# Field trip to Caribena versicolor



## Kumalo (Aug 1, 2018)

Hi,

I made a video about my latest trip to Martinqiue

Reactions: Like 15 | Love 3 | Award 1 | Winner 1


----------



## crystalfreakkk (Aug 3, 2018)

THIS IS SO COOL! I would love to go to South America to see tarantulas in their natural habitat. What an awesome experience. The bit at the end where the larger T eats the smaller one is wild, so cool you caught it on video.


----------



## AphonopelmaTX (Aug 5, 2018)

Fantastic video!  I love seeing arboreal tarantulas in nature.


----------



## BoyFromLA (Aug 5, 2018)

I loved it so much. Thank you for sharing the video.


----------



## tewebag (Aug 6, 2018)

Poor little hungry T's.  They really wanted to eat those sticks.


----------



## Kumalo (Aug 20, 2018)

Here is a link to the full article of my field trip:

http://www.kumalo.de/index.php/en/countries-en/martinique-en

Reactions: Like 4


----------



## Mirandarachnid (Aug 22, 2018)

tewebag said:


> Poor little hungry T's.  They really wanted to eat those sticks.
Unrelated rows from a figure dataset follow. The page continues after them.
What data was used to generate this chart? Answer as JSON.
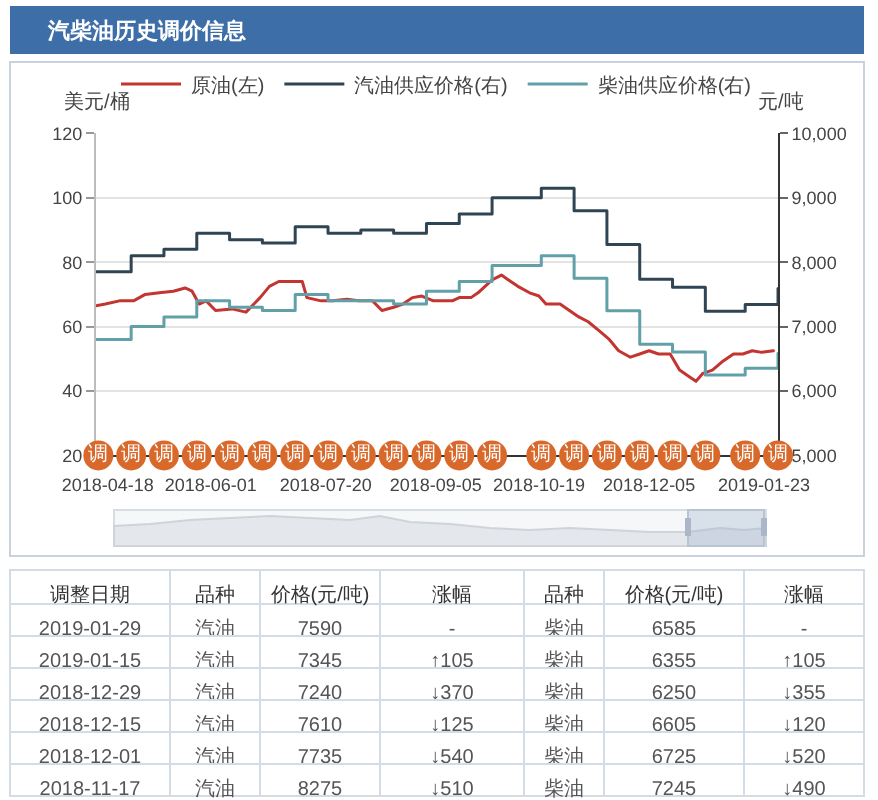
{
  "chart_data": [
    {
      "type": "line",
      "title": "汽柴油历史调价信息",
      "ylabel": "美元/桶",
      "y2label": "元/吨",
      "xlim": [
        "2018-04-13",
        "2019-01-29"
      ],
      "xticks": [
        "2018-04-18",
        "2018-06-01",
        "2018-07-20",
        "2018-09-05",
        "2018-10-19",
        "2018-12-05",
        "2019-01-23"
      ],
      "ylim": [
        20,
        120
      ],
      "yticks": [
        20,
        40,
        60,
        80,
        100,
        120
      ],
      "y2lim": [
        5000,
        10000
      ],
      "y2ticks": [
        {
          "value": 5000,
          "label": "5,000"
        },
        {
          "value": 6000,
          "label": "6,000"
        },
        {
          "value": 7000,
          "label": "7,000"
        },
        {
          "value": 8000,
          "label": "8,000"
        },
        {
          "value": 9000,
          "label": "9,000"
        },
        {
          "value": 10000,
          "label": "10,000"
        }
      ],
      "grid": "y",
      "legend": "top",
      "series": [
        {
          "name": "原油(左)",
          "color": "#c23531",
          "x": [
            "2018-04-13",
            "2018-04-17",
            "2018-04-23",
            "2018-04-29",
            "2018-05-04",
            "2018-05-10",
            "2018-05-16",
            "2018-05-21",
            "2018-05-24",
            "2018-05-27",
            "2018-05-30",
            "2018-06-03",
            "2018-06-10",
            "2018-06-16",
            "2018-06-22",
            "2018-06-26",
            "2018-06-30",
            "2018-07-06",
            "2018-07-10",
            "2018-07-12",
            "2018-07-18",
            "2018-07-23",
            "2018-07-29",
            "2018-08-03",
            "2018-08-09",
            "2018-08-13",
            "2018-08-18",
            "2018-08-22",
            "2018-08-26",
            "2018-08-30",
            "2018-09-04",
            "2018-09-07",
            "2018-09-12",
            "2018-09-15",
            "2018-09-20",
            "2018-09-23",
            "2018-09-26",
            "2018-09-29",
            "2018-10-03",
            "2018-10-06",
            "2018-10-10",
            "2018-10-15",
            "2018-10-19",
            "2018-10-22",
            "2018-10-28",
            "2018-11-01",
            "2018-11-05",
            "2018-11-09",
            "2018-11-14",
            "2018-11-18",
            "2018-11-22",
            "2018-11-27",
            "2018-12-01",
            "2018-12-05",
            "2018-12-09",
            "2018-12-14",
            "2018-12-18",
            "2018-12-22",
            "2018-12-25",
            "2018-12-28",
            "2019-01-01",
            "2019-01-05",
            "2019-01-10",
            "2019-01-14",
            "2019-01-18",
            "2019-01-22",
            "2019-01-27"
          ],
          "values": [
            66.5,
            67,
            68,
            68,
            70,
            70.5,
            71,
            72,
            71,
            67,
            68,
            65,
            65.5,
            64.5,
            69,
            72.5,
            74,
            74,
            74,
            69,
            68,
            68,
            68.5,
            68,
            68,
            65,
            66,
            67,
            69,
            69.5,
            68,
            68,
            68,
            69,
            69,
            70.5,
            72.5,
            74.5,
            76,
            74.5,
            72.5,
            70.5,
            69.5,
            67,
            67,
            65,
            63,
            61.5,
            58.5,
            56,
            52.5,
            50.5,
            51.5,
            52.5,
            51.5,
            51.5,
            46.5,
            44.5,
            43,
            45.5,
            46.5,
            49,
            51.5,
            51.5,
            52.5,
            52,
            52.5
          ]
        },
        {
          "name": "汽油供应价格(右)",
          "type": "step",
          "axis": "y2",
          "color": "#2f4554",
          "x": [
            "2018-04-13",
            "2018-04-28",
            "2018-05-12",
            "2018-05-26",
            "2018-06-09",
            "2018-06-23",
            "2018-07-07",
            "2018-07-21",
            "2018-08-04",
            "2018-08-18",
            "2018-09-01",
            "2018-09-15",
            "2018-09-29",
            "2018-10-20",
            "2018-11-03",
            "2018-11-17",
            "2018-12-01",
            "2018-12-15",
            "2018-12-29",
            "2019-01-15",
            "2019-01-29"
          ],
          "values": [
            7850,
            8100,
            8200,
            8450,
            8350,
            8300,
            8550,
            8450,
            8500,
            8450,
            8600,
            8750,
            9000,
            9150,
            8800,
            8275,
            7735,
            7610,
            7240,
            7345,
            7590
          ]
        },
        {
          "name": "柴油供应价格(右)",
          "type": "step",
          "axis": "y2",
          "color": "#61a0a8",
          "x": [
            "2018-04-13",
            "2018-04-28",
            "2018-05-12",
            "2018-05-26",
            "2018-06-09",
            "2018-06-23",
            "2018-07-07",
            "2018-07-21",
            "2018-08-04",
            "2018-08-18",
            "2018-09-01",
            "2018-09-15",
            "2018-09-29",
            "2018-10-20",
            "2018-11-03",
            "2018-11-17",
            "2018-12-01",
            "2018-12-15",
            "2018-12-29",
            "2019-01-15",
            "2019-01-29"
          ],
          "values": [
            6800,
            7000,
            7150,
            7400,
            7300,
            7250,
            7500,
            7400,
            7400,
            7350,
            7550,
            7700,
            7950,
            8100,
            7750,
            7245,
            6725,
            6605,
            6250,
            6355,
            6585
          ]
        },
        {
          "type": "scatter",
          "marker": "circle",
          "color": "#d9692b",
          "x": [
            "2018-04-14",
            "2018-04-28",
            "2018-05-12",
            "2018-05-26",
            "2018-06-09",
            "2018-06-23",
            "2018-07-07",
            "2018-07-21",
            "2018-08-04",
            "2018-08-18",
            "2018-09-01",
            "2018-09-15",
            "2018-09-29",
            "2018-10-20",
            "2018-11-03",
            "2018-11-17",
            "2018-12-01",
            "2018-12-15",
            "2018-12-29",
            "2019-01-15",
            "2019-01-29"
          ],
          "values": [
            20,
            20,
            20,
            20,
            20,
            20,
            20,
            20,
            20,
            20,
            20,
            20,
            20,
            20,
            20,
            20,
            20,
            20,
            20,
            20,
            20
          ],
          "value_labels": [
            "调",
            "调",
            "调",
            "调",
            "调",
            "调",
            "调",
            "调",
            "调",
            "调",
            "调",
            "调",
            "调",
            "调",
            "调",
            "调",
            "调",
            "调",
            "调",
            "调",
            "调"
          ]
        }
      ]
    },
    {
      "type": "other",
      "categories": [
        "调整日期",
        "品种",
        "价格(元/吨)",
        "涨幅",
        "品种",
        "价格(元/吨)",
        "涨幅"
      ],
      "cell_labels": [
        [
          "2019-01-29",
          "汽油",
          "7590",
          "-",
          "柴油",
          "6585",
          "-"
        ],
        [
          "2019-01-15",
          "汽油",
          "7345",
          "↑105",
          "柴油",
          "6355",
          "↑105"
        ],
        [
          "2018-12-29",
          "汽油",
          "7240",
          "↓370",
          "柴油",
          "6250",
          "↓355"
        ],
        [
          "2018-12-15",
          "汽油",
          "7610",
          "↓125",
          "柴油",
          "6605",
          "↓120"
        ],
        [
          "2018-12-01",
          "汽油",
          "7735",
          "↓540",
          "柴油",
          "6725",
          "↓520"
        ],
        [
          "2018-11-17",
          "汽油",
          "8275",
          "↓510",
          "柴油",
          "7245",
          "↓490"
        ]
      ]
    }
  ]
}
I knoooow, I just wanted to shower them in crickets 

VERY cool video though, thanks for sharing!


----------



## viper69 (Sep 9, 2018)

This is a great video. @CEC and @EulersK thought you guys would like too.

@Kumalo thank you so much for posting this video, very nice.

Reactions: Like 1


----------



## ThisMeansWAR (Sep 18, 2018)

Amazing video, thank you for sharing!


----------